Approximately 25% of all strokes are of unknown cause, and it has long been hypothesised that short subclinical episodes of atrial fibrillation (AF) may be an important common etiologic factor.  While several studies have attempted to detect episodes of subclinical AF, most have been hampered by the infrequency of such episodes and the unlikelihood of picking them up even with monitoring over a period of days or weeks.  In the US around 400,000 pacemakers are inserted each year, many of which are able to detect and record episodes of rapid atrial rate, which correlate with electrocardiographically documented atrial fibrillation. In this study Healy et al. evaluated whether subclinical episodes of AF detected by these devices were associated with an increased risk of ischemic stroke.

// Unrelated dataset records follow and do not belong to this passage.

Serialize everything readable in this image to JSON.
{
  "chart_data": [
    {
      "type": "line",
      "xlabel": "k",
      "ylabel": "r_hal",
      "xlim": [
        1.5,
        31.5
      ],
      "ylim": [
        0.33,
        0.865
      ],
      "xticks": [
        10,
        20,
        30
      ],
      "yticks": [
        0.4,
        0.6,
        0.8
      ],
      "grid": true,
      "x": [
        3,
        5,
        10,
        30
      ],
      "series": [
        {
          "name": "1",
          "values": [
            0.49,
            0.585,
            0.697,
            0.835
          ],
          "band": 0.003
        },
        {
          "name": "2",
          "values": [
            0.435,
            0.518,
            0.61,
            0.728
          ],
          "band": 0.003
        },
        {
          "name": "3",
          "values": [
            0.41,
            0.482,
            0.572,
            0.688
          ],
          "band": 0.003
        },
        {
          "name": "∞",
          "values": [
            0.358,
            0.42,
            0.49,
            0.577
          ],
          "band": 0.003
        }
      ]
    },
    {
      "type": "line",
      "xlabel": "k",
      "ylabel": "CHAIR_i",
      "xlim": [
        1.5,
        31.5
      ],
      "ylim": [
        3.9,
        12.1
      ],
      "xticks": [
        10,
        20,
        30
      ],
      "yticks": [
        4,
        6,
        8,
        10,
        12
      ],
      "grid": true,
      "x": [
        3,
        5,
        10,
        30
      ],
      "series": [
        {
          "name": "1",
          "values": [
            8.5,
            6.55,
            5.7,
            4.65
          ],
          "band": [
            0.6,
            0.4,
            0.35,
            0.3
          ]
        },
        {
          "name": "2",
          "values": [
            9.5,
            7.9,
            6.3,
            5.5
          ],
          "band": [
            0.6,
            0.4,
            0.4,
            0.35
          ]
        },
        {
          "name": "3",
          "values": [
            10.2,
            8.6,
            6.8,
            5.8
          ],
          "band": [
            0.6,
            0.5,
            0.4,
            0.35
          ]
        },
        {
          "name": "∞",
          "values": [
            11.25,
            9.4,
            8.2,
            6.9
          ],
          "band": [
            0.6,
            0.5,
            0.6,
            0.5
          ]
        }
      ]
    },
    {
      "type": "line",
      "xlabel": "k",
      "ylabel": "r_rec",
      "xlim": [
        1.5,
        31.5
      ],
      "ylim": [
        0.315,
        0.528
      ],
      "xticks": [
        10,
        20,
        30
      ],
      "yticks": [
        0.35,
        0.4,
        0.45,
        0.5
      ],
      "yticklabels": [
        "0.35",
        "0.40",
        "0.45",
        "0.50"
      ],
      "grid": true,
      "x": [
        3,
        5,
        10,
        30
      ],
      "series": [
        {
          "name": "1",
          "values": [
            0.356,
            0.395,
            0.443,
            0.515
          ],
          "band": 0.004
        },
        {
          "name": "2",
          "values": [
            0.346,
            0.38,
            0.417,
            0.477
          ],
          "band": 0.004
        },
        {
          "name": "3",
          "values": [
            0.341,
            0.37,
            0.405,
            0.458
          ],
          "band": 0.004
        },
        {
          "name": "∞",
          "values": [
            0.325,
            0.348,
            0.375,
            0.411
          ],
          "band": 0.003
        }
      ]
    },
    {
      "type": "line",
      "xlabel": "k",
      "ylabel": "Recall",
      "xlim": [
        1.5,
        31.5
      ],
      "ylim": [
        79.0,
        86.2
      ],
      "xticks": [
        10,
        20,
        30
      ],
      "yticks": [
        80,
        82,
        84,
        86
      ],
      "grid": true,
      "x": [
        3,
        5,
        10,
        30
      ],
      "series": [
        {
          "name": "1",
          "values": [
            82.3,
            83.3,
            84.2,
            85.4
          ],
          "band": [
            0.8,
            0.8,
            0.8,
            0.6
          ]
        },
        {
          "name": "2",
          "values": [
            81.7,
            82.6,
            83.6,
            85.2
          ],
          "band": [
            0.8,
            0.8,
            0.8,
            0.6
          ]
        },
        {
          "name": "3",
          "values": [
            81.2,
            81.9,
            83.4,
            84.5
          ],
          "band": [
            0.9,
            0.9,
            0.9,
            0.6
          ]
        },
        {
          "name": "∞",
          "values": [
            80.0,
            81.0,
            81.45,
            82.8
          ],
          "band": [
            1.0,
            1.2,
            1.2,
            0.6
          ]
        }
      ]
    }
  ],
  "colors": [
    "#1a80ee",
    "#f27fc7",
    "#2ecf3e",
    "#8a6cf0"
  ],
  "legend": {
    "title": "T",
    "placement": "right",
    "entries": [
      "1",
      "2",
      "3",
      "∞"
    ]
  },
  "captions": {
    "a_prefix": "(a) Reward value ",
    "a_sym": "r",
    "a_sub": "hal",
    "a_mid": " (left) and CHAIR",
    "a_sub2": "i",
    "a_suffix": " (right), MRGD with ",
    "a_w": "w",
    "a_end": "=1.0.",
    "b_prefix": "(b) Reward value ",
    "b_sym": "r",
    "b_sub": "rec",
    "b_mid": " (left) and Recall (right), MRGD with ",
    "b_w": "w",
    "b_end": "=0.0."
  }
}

Recruiting 2580 individuals, 65 years of age or older, with hypertension and no history of atrial fibrillation, in whom a pacemaker or defibrillator had recently been implanted, patients were monitored for 3 months to detect subclinical AF (episodes of atrial rate >190 bpm for more than 6 minutes) and were followed for a mean of 2.5 years for the primary outcome of ischemic stroke or systemic embolism. By 3 months, subclinical AF had been detected in 261 patients (10.1%). Subclinical AF was associated with an increased risk of clinical AF (HR, 5.56; 95% CI, 3.78 to 8.17; P<0.001) and of ischemic stroke or systemic embolism (HR, 2.49; 95% CI, 1.28 to 4.85; P=0.007). Of 51 patients who had a primary outcome event, 11 had had subclinical AF detected by 3 months, and none had had clinical atrial fibrillation by 3 months.  Overall, the population attributable risk of stroke or systemic embolism associated with subclinical AF was 13% with subclinical AF remaining predictive even after adjustment for other predictors of stroke (HR, 2.50; 95% CI, 1.28 to 4.89; P=0.008).

Conclusions

Subclinical AF occurred frequently in patients in this study and was associated with a significantly increased risk of ischemic stroke or systemic embolism. .

  • Healey JS, Connolly SJ, Gold MR, Israel CW, Van Gelder IC, Capucci A, Lau CP, Fain E, Yang S, Bailleul C, Morillo CA, Carlson M, Themeles E, Kaufman ES, Hohnloser SH; ASSERT Investigators. Subclinical atrial fibrillation and the risk of stroke. N Engl J Med. 2012 Jan 12;366(2):120-9.